Re: [RFC PATCH 0/7] locking/rtqspinlock: Realtime queued spinlocks
From: Waiman Long
Date: Wed Jan 04 2017 - 10:26:08 EST
On 01/04/2017 07:49 AM, Peter Zijlstra wrote:
> On Tue, Jan 03, 2017 at 01:00:23PM -0500, Waiman Long wrote:
>> This patchset introduces a new variant of queued spinlocks - the
>> realtime queued spinlocks. The purpose of this new variant is to
>> support real spinlock in a realtime environment where high priority
>> RT tasks should be allowed to complete its work ASAP. This means as
>> little waiting time for spinlocks as possible.
>>
>> Non-RT tasks will wait for spinlocks in the MCS waiting queue as
>> usual. RT tasks and interrupts will spin directly on the spinlocks
>> and use the priority value in the pending byte to arbitrate who get
>> the lock first.
>>
>> Patch 1 removes the unused spin_lock_bh_nested() API.
>>
>> Patch 2 introduces the basic realtime queued spinlocks where the
>> pending byte is used for storing the priority of the highest priority
>> RT task that is waiting on the spinlock. All the RT tasks will spin
>> directly on the spinlock instead of waiting in the queue.
>>
>
> OK, so a single numerical field isn't sufficient to describe priority
> anymore, since we added DEADLINE support things have gotten a lot more
> complex.
>From what I read from the code, DL tasks all have the same priority that
is higher than any of the RT tasks. So you mean DL tasks have other
property that kind of categorizing them into different sub-priorities
that is not being reflected in their priority level. Is that right?

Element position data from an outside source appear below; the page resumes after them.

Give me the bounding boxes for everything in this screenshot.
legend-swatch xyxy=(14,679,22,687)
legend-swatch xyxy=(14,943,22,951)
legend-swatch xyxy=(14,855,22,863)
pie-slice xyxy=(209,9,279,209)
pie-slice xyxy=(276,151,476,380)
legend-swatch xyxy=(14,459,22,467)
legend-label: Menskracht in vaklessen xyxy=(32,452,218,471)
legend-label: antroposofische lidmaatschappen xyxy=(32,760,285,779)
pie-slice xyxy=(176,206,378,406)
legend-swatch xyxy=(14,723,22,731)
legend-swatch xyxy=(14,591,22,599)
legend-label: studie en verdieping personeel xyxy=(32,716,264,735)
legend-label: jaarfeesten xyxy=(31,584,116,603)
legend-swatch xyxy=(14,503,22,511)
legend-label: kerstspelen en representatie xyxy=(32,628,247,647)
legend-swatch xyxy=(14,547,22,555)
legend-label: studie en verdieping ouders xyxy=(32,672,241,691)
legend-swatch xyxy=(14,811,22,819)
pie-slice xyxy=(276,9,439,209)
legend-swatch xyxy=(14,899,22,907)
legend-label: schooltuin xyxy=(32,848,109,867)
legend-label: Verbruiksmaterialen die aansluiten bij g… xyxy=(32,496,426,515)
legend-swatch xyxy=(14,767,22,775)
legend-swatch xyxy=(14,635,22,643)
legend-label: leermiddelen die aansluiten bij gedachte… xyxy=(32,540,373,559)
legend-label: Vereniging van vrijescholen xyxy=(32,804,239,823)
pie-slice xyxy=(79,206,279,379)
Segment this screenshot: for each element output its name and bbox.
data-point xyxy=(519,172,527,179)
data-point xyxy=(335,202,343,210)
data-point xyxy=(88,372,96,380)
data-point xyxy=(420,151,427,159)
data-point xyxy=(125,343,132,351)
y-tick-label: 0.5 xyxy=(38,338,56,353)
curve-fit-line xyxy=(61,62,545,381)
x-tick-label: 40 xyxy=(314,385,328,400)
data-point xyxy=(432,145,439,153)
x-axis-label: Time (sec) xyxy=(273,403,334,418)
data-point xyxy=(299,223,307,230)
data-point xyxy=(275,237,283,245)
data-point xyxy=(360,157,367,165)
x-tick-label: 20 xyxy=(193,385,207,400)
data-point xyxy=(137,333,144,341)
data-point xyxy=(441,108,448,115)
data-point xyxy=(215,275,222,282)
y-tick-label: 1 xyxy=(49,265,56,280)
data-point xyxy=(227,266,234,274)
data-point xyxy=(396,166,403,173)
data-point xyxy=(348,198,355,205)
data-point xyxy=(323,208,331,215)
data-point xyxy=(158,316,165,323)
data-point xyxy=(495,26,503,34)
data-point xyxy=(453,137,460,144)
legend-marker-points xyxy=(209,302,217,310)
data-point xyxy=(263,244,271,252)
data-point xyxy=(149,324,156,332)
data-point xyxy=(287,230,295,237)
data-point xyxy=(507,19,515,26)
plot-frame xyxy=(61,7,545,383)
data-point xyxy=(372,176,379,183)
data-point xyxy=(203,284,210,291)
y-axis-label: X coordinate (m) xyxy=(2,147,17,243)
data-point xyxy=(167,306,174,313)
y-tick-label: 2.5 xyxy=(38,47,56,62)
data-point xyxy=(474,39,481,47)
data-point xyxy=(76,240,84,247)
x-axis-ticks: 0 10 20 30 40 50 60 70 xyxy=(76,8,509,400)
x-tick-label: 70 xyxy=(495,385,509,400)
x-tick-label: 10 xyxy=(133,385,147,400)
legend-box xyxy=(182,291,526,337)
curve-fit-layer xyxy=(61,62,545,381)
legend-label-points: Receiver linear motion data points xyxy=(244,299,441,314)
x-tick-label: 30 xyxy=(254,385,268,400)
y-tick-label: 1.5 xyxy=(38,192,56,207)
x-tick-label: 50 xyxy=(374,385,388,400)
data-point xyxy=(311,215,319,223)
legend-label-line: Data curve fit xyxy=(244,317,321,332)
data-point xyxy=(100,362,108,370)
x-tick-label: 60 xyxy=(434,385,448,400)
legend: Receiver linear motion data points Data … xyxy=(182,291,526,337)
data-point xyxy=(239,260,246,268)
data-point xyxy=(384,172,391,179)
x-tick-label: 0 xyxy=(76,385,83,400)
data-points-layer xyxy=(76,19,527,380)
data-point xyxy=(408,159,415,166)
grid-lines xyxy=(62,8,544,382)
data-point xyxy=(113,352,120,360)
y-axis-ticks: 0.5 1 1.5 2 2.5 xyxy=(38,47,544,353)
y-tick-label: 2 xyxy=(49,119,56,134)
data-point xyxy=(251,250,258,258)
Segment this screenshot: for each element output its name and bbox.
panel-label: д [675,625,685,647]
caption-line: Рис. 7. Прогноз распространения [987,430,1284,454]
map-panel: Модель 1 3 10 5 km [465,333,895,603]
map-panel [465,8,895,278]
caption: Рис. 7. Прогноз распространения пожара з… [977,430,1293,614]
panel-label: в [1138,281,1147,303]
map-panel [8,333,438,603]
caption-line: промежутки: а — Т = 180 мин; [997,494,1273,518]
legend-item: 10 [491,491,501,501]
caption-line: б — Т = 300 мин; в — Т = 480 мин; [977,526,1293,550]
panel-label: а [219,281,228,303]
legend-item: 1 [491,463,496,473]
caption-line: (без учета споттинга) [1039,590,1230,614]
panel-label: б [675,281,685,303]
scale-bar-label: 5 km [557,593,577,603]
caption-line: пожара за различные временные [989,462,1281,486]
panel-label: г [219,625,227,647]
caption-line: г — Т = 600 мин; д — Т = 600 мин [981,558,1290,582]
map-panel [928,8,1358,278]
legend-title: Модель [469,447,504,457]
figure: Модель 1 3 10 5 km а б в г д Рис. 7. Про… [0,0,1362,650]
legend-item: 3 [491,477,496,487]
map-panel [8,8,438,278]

> Also, the whole approach worries me, it has the very real possibility of
> re-introducing a bunch of starvation cases avoided by the fair lock.
Starvation can happen when there is a constant stream of RT or DL tasks
grabbing the lock, or when there is an interrupt storm. However I am
making the assumption that RT systems should have sufficient resource
available that the RT tasks won't saturate the hardware or we can't have
RT guarantee in this case.
> Is there a real problem with -RT that inspired these patches?
I know that in -RT kernel, all the non-raw spinlocks are replaced by
rtmutex which is a sleeping lock. This can have a real performance
impact on systems with more than a few cores. The rtmutex isn't fair either.
Do you think it is better to keep the raw spinlocks fair and only have
the non-raw spinlocks use the RT version?